Photo credit: SandRidge Energy.

SandRidge Energy (NYSE: SD) really turned a corner in 2013. It ejected founding CEO Tom Ward, cut costs, and refocused operations on the company's core strengths. The oil and gas explorer is now well funded to pursue existing growth opportunities through at least the end of 2015.

That doesn't mean investors should expect a boring 2014. In fact, I see a few important moves in store for the company in the year ahead. Let's take a closer look.,

From the Miss to the Midcon
Last quarter, SandRidge changed the way it referred to its core operating area. Instead of calling it the Mississippian, it's now referring to the sector as the Midcon to more fully reflect its potential in the U.S midcontinent region. This is by design as the company is starting to see promising results from tests of other zones stacked above and below its core Mississippian target area.
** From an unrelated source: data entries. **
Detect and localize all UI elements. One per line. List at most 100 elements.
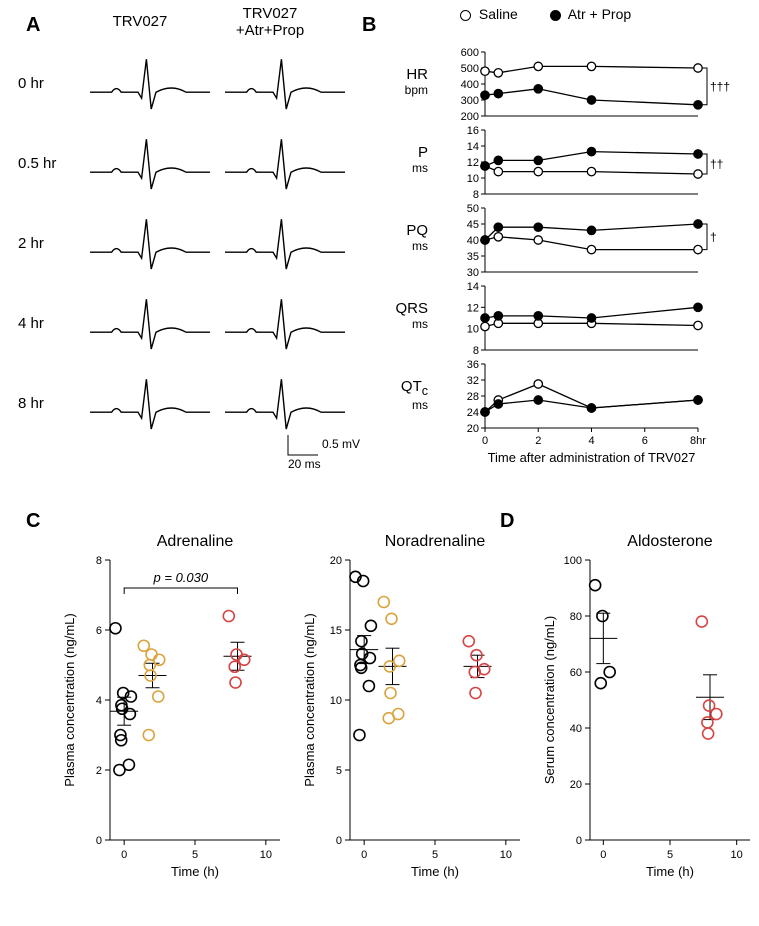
svg-text:Serum concentration (ng/mL): Serum concentration (ng/mL)	[542, 616, 557, 784]
svg-text:20: 20	[570, 779, 582, 791]
svg-text:0: 0	[482, 435, 488, 447]
scatter-chart: Aldosterone0204060801000510Time (h)Serum…	[540, 530, 759, 880]
svg-text:5: 5	[192, 849, 198, 861]
svg-text:100: 100	[564, 555, 582, 567]
panel-a-col2-header: TRV027 +Atr+Prop	[210, 6, 330, 39]
legend-atrprop-label: Atr + Prop	[568, 6, 631, 22]
svg-text:0: 0	[121, 849, 127, 861]
panel-c-label: C	[26, 510, 40, 533]
panel-a-col1-header: TRV027	[85, 14, 195, 31]
scalebar-mv: 0.5 mV	[322, 437, 360, 451]
svg-text:Plasma concentration (ng/mL): Plasma concentration (ng/mL)	[302, 613, 317, 786]
svg-text:2: 2	[535, 435, 541, 447]
svg-text:Time after administration of T: Time after administration of TRV027	[488, 450, 696, 465]
svg-text:20: 20	[467, 423, 479, 435]
svg-text:12: 12	[467, 302, 479, 314]
svg-text:8: 8	[473, 345, 479, 354]
svg-text:4: 4	[588, 435, 594, 447]
svg-text:30: 30	[467, 267, 479, 276]
scalebar-ms: 20 ms	[288, 457, 321, 471]
svg-text:10: 10	[260, 849, 272, 861]
svg-text:32: 32	[467, 375, 479, 387]
legend-saline-label: Saline	[479, 6, 518, 22]
ecg-trace	[225, 375, 345, 430]
svg-text:35: 35	[467, 251, 479, 263]
svg-text:0: 0	[361, 849, 367, 861]
svg-text:60: 60	[570, 667, 582, 679]
legend-closed-icon	[550, 10, 561, 21]
panel-d-label: D	[500, 510, 514, 533]
svg-text:10: 10	[467, 173, 479, 185]
svg-text:4: 4	[96, 695, 102, 707]
ecg-trace	[225, 55, 345, 110]
svg-text:12: 12	[467, 157, 479, 169]
svg-text:5: 5	[432, 849, 438, 861]
svg-text:Aldosterone: Aldosterone	[627, 533, 712, 550]
ecg-trace	[90, 295, 210, 350]
svg-text:20: 20	[330, 555, 342, 567]
svg-text:0: 0	[576, 835, 582, 847]
svg-text:Time (h): Time (h)	[171, 864, 219, 879]
svg-text:28: 28	[467, 391, 479, 403]
svg-text:6: 6	[96, 625, 102, 637]
svg-text:10: 10	[467, 324, 479, 336]
svg-text:500: 500	[461, 63, 479, 75]
svg-text:16: 16	[467, 126, 479, 137]
svg-text:0: 0	[336, 835, 342, 847]
panel-b-chart-PQ: 30 35 40 45 50 †	[440, 204, 730, 276]
svg-text:0: 0	[96, 835, 102, 847]
scatter-chart: Noradrenaline051015200510Time (h)Plasma …	[300, 530, 540, 880]
svg-text:10: 10	[330, 695, 342, 707]
ecg-trace	[225, 295, 345, 350]
svg-text:36: 36	[467, 360, 479, 371]
svg-text:Adrenaline: Adrenaline	[157, 533, 234, 550]
ecg-trace	[225, 135, 345, 190]
svg-text:10: 10	[500, 849, 512, 861]
ecg-trace	[90, 215, 210, 270]
svg-text:45: 45	[467, 219, 479, 231]
panel-a-scalebar: 0.5 mV 20 ms	[280, 433, 360, 478]
panel-b-chart-name: QRSms	[368, 300, 428, 331]
panel-b-legend: Saline Atr + Prop	[460, 6, 631, 22]
panel-a-label: A	[26, 14, 40, 37]
panel-a-row-label: 8 hr	[18, 395, 44, 412]
panel-a-row-label: 2 hr	[18, 235, 44, 252]
panel-b-chart-name: PQms	[368, 222, 428, 253]
scatter-chart: Adrenaline024680510Time (h)Plasma concen…	[60, 530, 300, 880]
panel-b-chart-name: QTcms	[368, 378, 428, 412]
svg-text:300: 300	[461, 95, 479, 107]
svg-text:14: 14	[467, 141, 479, 153]
panel-b-chart-name: Pms	[368, 144, 428, 175]
svg-text:8: 8	[473, 189, 479, 198]
panel-b-chart-QTc: 202428323602468hrTime after administrati…	[440, 360, 730, 474]
panel-b-chart-HR: 200300400500600†††	[440, 48, 730, 120]
svg-text:p = 0.030: p = 0.030	[153, 570, 209, 585]
ecg-trace	[225, 215, 345, 270]
svg-text:Time (h): Time (h)	[646, 864, 694, 879]
svg-text:Time (h): Time (h)	[411, 864, 459, 879]
panel-a-row-label: 0 hr	[18, 75, 44, 92]
svg-text:80: 80	[570, 611, 582, 623]
panel-b-chart-name: HRbpm	[368, 66, 428, 97]
svg-text:200: 200	[461, 111, 479, 120]
svg-text:14: 14	[467, 282, 479, 293]
svg-text:40: 40	[467, 235, 479, 247]
svg-text:†: †	[710, 230, 717, 244]
svg-text:5: 5	[336, 765, 342, 777]
svg-text:50: 50	[467, 204, 479, 215]
svg-text:15: 15	[330, 625, 342, 637]
panel-b-chart-QRS: 8 10 12 14	[440, 282, 730, 354]
panel-a-row-label: 0.5 hr	[18, 155, 56, 172]
svg-text:0: 0	[600, 849, 606, 861]
svg-text:6: 6	[642, 435, 648, 447]
svg-text:8hr: 8hr	[690, 435, 706, 447]
svg-text:Plasma concentration (ng/mL): Plasma concentration (ng/mL)	[62, 613, 77, 786]
svg-text:40: 40	[570, 723, 582, 735]
panel-a-row-label: 4 hr	[18, 315, 44, 332]
ecg-trace	[90, 55, 210, 110]
ecg-trace	[90, 375, 210, 430]
svg-text:†††: †††	[710, 79, 730, 93]
svg-text:600: 600	[461, 48, 479, 59]
svg-text:10: 10	[731, 849, 743, 861]
svg-text:24: 24	[467, 407, 479, 419]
Peers like Newfield Exploration (NFX) and Continental Resources (CLR) are among the many producers turning to emerging areas of Oklahoma to grow production. Newfield Exploration's newest play is actually called the STACK as its acreage holds multiple production zones. The company is focusing a good portion of its 2014 capital budget on this new Midcon area. Continental Resources is also spending a decent chunk of its 2014 capital budget on its new Midcon growth area. The Bakken giant has earmarked 25% of next year's capital as part of a multiyear effort to triple production. 

SandRidge's plan is to continue to appraise the potential of these additional zones. That said, before the year is out I expect to see the company shifting to a multiwell pad development program that encompasses at least one of those zones. That would make it a true Midcon driller instead of just being focused on the Mississippian formation.

Make a big move in the Gulf of Mexico
SandRidge Energy treats its operations in the Gulf of Mexico as a cash cow to fund its core Mississippian Lime development. Because of this it's cutting the capital being spent on the region and is letting production decline in order to increase cash flow. To put some numbers behind that, 2014 will see the company spend $70 million less than 2013 in the Gulf, with production declining from 10.1 million barrels of oil equivalent, or BOE, to 8.3 million BOE.

Still, SandRidge is sitting on significant potential in the region. Certain operations sit above Miocene age sands that are some 15,000 to 25,000 beneath the surface. The prospect was identified by Royal Dutch Shell (RDS.A) years ago, but has never been developed. Shell estimated that it held somewhere around 200 million barrels of oil. The problem is that the project is outside of SandRidge's skill set to develop, which is why it will need to bring in an industry partner. I expect SandRidge to find its partner before the end of 2014 and sign a low-risk, high-upside deal that immediately unlocks some of this value for the company.

Investor takeaway
SandRidge holds several hidden assets that aren't yet appreciated by the market. That is why I expect to see the company make moves to unlock some of the value that these two areas are currently hiding from investors. That should improve the company's long-term outlook, as well as drive returns for years to come.